The amount of dissolved oxygen (DO) in water is a critical component in the aquatic ecosystem. While measuring the level of DO is a common practice in water quality studies, the sensors often used to capture the data were far from the instantaneous measurements we have grown to love about many other probes.
Popular sensors designed to measure dissolved oxygen in real-time usually required a preparation sequence slightly less complex than the launch of a spacecraft to Mars. initiating the launch of a DO sensor could include a 10-minute warm-up period with the probe tip submerged in distilled water. After that several sequenced, time-consuming and precise steps must be followed to accurately calibrate the probe. To make matters worse,it is recommended that the probe be recalibrated every few hours of use making for an even longer day in the field, or loss of precious class time. Traditional DO probes used a Clark-type polarography electrode to detect the concentration of oxygen in the solution under investigation. In addition to complex preparation of the probe before use, it was also rather needy and demanded special care and feeding to keep it healthy during storage.

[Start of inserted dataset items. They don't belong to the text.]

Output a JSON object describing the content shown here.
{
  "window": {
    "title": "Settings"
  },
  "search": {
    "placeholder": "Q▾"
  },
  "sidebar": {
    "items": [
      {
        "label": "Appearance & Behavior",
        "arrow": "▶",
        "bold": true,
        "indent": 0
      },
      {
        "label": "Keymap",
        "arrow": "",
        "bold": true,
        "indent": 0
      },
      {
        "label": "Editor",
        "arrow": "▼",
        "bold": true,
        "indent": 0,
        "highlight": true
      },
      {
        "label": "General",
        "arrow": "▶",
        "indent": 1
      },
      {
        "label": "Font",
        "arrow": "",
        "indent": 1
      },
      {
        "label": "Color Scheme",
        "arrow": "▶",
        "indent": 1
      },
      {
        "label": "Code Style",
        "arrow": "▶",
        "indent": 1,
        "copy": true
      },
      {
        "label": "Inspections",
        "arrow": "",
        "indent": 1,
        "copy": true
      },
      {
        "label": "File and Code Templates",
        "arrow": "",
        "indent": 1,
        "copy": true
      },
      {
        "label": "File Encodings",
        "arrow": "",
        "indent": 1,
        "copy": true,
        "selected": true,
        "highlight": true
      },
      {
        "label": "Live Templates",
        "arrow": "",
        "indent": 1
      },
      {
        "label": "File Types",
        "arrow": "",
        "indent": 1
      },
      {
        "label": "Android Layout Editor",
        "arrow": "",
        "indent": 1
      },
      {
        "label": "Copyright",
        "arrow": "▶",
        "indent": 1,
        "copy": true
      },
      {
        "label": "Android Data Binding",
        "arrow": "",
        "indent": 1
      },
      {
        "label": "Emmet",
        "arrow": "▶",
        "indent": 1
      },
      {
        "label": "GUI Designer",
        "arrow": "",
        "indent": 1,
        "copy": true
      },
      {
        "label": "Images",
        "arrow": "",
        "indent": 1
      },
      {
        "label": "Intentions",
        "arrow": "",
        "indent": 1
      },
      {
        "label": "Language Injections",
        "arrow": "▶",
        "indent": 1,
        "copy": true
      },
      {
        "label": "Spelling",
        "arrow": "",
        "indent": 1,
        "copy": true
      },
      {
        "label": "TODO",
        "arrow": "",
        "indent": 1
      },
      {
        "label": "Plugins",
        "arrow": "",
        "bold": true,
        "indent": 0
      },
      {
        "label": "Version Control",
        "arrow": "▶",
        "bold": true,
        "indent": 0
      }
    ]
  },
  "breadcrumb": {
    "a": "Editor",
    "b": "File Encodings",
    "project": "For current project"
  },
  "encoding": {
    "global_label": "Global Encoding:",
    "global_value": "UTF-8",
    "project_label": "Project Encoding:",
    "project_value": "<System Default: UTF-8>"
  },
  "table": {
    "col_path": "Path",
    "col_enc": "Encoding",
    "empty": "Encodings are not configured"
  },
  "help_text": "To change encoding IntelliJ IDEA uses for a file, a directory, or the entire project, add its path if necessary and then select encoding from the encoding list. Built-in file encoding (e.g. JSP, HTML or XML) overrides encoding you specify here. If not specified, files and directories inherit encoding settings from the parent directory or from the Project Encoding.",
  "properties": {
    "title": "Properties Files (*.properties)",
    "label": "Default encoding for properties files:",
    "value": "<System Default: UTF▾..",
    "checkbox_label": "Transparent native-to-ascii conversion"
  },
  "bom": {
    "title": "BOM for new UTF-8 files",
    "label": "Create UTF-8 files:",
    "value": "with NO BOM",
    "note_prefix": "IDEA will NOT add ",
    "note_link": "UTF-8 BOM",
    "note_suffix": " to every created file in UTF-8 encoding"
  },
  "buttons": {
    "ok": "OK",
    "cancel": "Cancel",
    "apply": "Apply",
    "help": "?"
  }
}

But what if dissolved oxygen could be measured as easily as we measure temperature complete with auto-detection of the sensor and no calibration necessary? Not only would we take more DO measurements in more places, but we would also greatly expand our field of study both figuratively and literally!
Now just such a probe is now available! Vernier Technology has an Optical Dissolved Oxygen sensor that uses a luminescence-based optical oxygen sensor that makes taking DO measurements so easy that students can venture into previously uncharted territory to collect data.
As a test of the new probe, I headed out to a nearby waterway not generally considered conducive to school-age scientific exploration. Even thought the channel is just a stone’s throw from a university, it’s somewhat agressive nature is broadcast conspicuously through large “Danger” signs sprinkled around the area.
The Optical Dissolved Oxygen sensor, or what I call an ODO, has a few other tricks up its sleeve. First, the probe is located at the end of a meter and a half of waterproof cable. Next, the entire business-side that end of the cable is submergible. That means you can lower the probe from a height down to the water, or control the probe’s decent down through several thermoclines.
Additionally an optional 125 gram stainless steel guard can be added to the end of the probe to protect the actual sensor as well as weigh down the instrument to help control the variables of depth and current, and in my case wind. The steel guard gently screws onto the probe’s plastic midsection in the same way and place as the translucent housing designed to keep the probe safe and moist during storage.
In one of my tests, I took advantage of the probe’s 1.6m cable to lower it into a water channel immediately upstream from a diversion culvert. Although two meters above the water, the added length of my arm was enough to submerge the probe in the stream.
For combined measurements in the current, I held the probe in the water along with a Vernier Flow Rate sensor to capture both DO and current speed. Because of the somewhat tricky area I was testing, and that I was using a LabQuest2 interface and an iPad Mini, I collected samples from several different locations in one data run with the intent to sort it out later. Managing both sensors at the same time was so easy, I could do it one-handed and take pictures with the other hand, all with a LQ2 in the mix as well.
For best results, it is recommended that the ODO probe remains submerged in the medium under exploration for at least a minute. And as I discovered, it is possible to get DO readings over 100% if the probe bounces around in a strong current. Given that in one of my tests the plastic tube of the flow rate sensor bowed downstream as the sensor’s propeller looked less like a boat motor and more like an airplane trying to take flight, so yes, strong currents were present.